Dr. Rovito also believes that tying endometriosis to periods and infertility rather than chronic pain makes people believe the condition isn’t that serious. “People think, ‘An infertility disorder? You can still work. You don’t need legal protections.’” This misperception impacts endometriosis’ classification as a disability. As of 2026, endometriosis is still not officially classified as a disability by the Americans with Disabilities Act, despite the disease’s impact on daily life.
Though she recognizes that fertility is often a major concern for those living with endometriosis, she calls for a more patient-centered approach by care teams. “I want physicians to recognize that my life, my current life as it is right now, is more important than any potential children I could have in my future. We need [the medical community] to recognize the pain and suffering that endo causes first.”

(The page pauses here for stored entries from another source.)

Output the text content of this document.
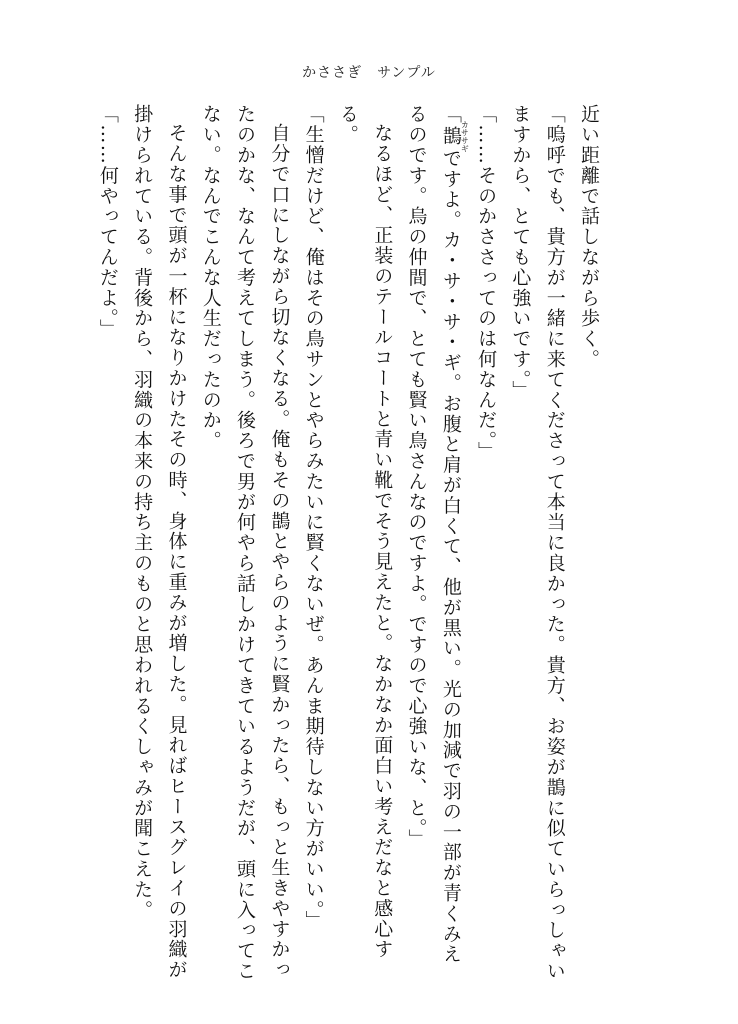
かささぎ　サンプル
近い距離で話しながら歩く。
「嗚呼でも、貴方が一緒に来てくださって本当に良かった。貴方、お姿が鵲に似ていらっしゃいますから、とても心強いです。」
「……そのかささってのは何なんだ。」
「鵲カササギですよ。カ・サ・サ・ギ。お腹と肩が白くて、他が黒い。光の加減で羽の一部が青くみえるのです。烏の仲間で、とても賢い鳥さんなのですよ。ですので心強いな、と。」
なるほど、正装のテールコートと青い靴でそう見えたと。なかなか面白い考えだなと感心する。
「生憎だけど、俺はその鳥サンとやらみたいに賢くないぜ。あんま期待しない方がいい。」
自分で口にしながら切なくなる。俺もその鵲とやらのように賢かったら、もっと生きやすかったのかな、なんて考えてしまう。後ろで男が何やら話しかけてきているようだが、頭に入ってこない。なんでこんな人生だったのか。
そんな事で頭が一杯になりかけたその時、身体に重みが増した。見ればヒースグレイの羽織が掛けられている。背後から、羽織の本来の持ち主のものと思われるくしゃみが聞こえた。
「……何やってんだよ。」
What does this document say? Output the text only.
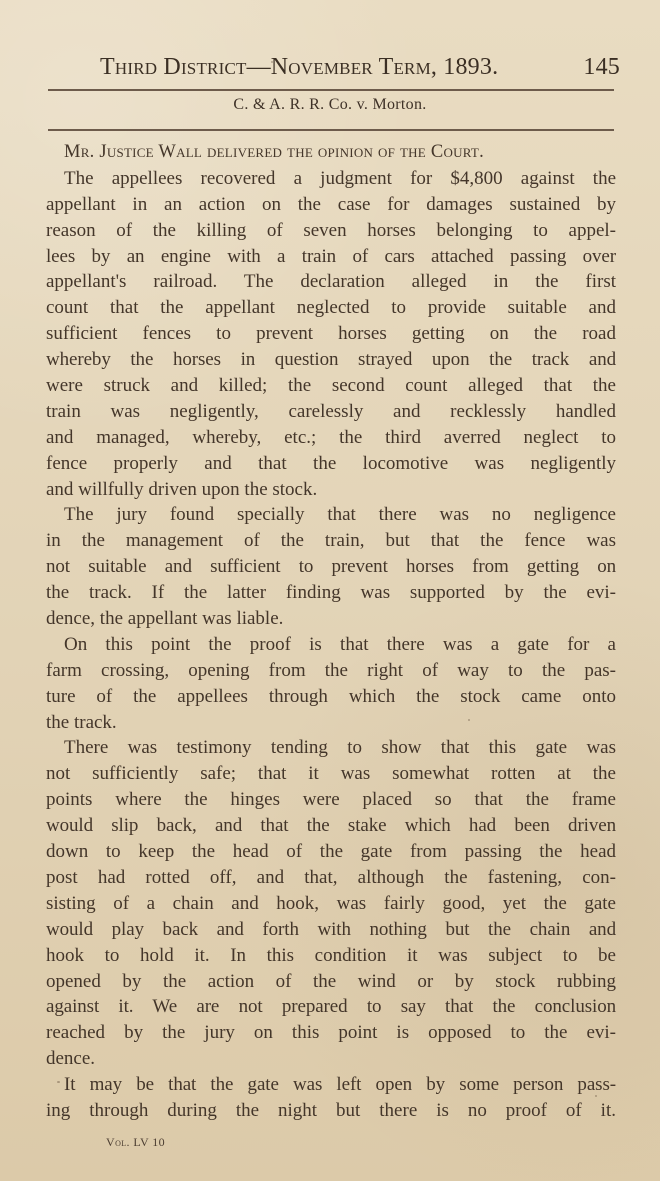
Third District—November Term, 1893.	145
C. & A. R. R. Co. v. Morton.
Mr. Justice Wall delivered the opinion of the Court.
The appellees recovered a judgment for $4,800 against the
appellant in an action on the case for damages sustained by
reason of the killing of seven horses belonging to appel-
lees by an engine with a train of cars attached passing over
appellant's railroad. The declaration alleged in the first
count that the appellant neglected to provide suitable and
sufficient fences to prevent horses getting on the road
whereby the horses in question strayed upon the track and
were struck and killed; the second count alleged that the
train was negligently, carelessly and recklessly handled
and managed, whereby, etc.; the third averred neglect to
fence properly and that the locomotive was negligently
and willfully driven upon the stock.
The jury found specially that there was no negligence
in the management of the train, but that the fence was
not suitable and sufficient to prevent horses from getting on
the track. If the latter finding was supported by the evi-
dence, the appellant was liable.
On this point the proof is that there was a gate for a
farm crossing, opening from the right of way to the pas-
ture of the appellees through which the stock came onto
the track.
There was testimony tending to show that this gate was
not sufficiently safe; that it was somewhat rotten at the
points where the hinges were placed so that the frame
would slip back, and that the stake which had been driven
down to keep the head of the gate from passing the head
post had rotted off, and that, although the fastening, con-
sisting of a chain and hook, was fairly good, yet the gate
would play back and forth with nothing but the chain and
hook to hold it. In this condition it was subject to be
opened by the action of the wind or by stock rubbing
against it. We are not prepared to say that the conclusion
reached by the jury on this point is opposed to the evi-
dence.
It may be that the gate was left open by some person pass-
ing through during the night but there is no proof of it.
Vol. LV 10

Dr. Rovito’s research also shed light on Dr. Sampson’s influence on endometriosis care. “Dr. Sampson stated later in his life that implantation theory was just that—a theory—and if it was proven wrong, his theory should follow him to the grave. With the newer models of how endometriosis might form—including cellular metaplasia, environmental factors, genetics, and faulty embryonic development—I wonder how Sampson might feel about how his work has affected research and treatment today.”
Dr. Rovito is determined to help the medical community at large understand that endometriosis is a severe chronic pain disease that has impacted the lives of countless people long before modern medicine ever became aware of it—an impact that has subsequently played a critical role in shaping societal expectations for women throughout history. Her writing has already become part of the literary catalogue for future endometriosis historians, simultaneously paving a road that honors the legacy of everyone who has been dismissed, medically gaslit, or misdiagnosed, while also building towards a future without the barriers and stigma that let endometriosis walk unseen for so many centuries.
Dr. Rovito’s forthcoming book, Cripping Endometriosis: Feminist Disability Histories and Reflections on Power and Pain will be released in March 2026 by Palgrave MacMillan.
1 Selverstone, Bertram, and James C. White. 1950. Surgical treatment of the pain of pelvic disease. In Progress in gynecology, ed. Joe V. Meigs and Somers H. Sturgis, vol. II, 748–761. New York/Boston, MA: Grune and Stratton. Center for the History of Medicine, Countway Library Rare Books, Harvard Medical School.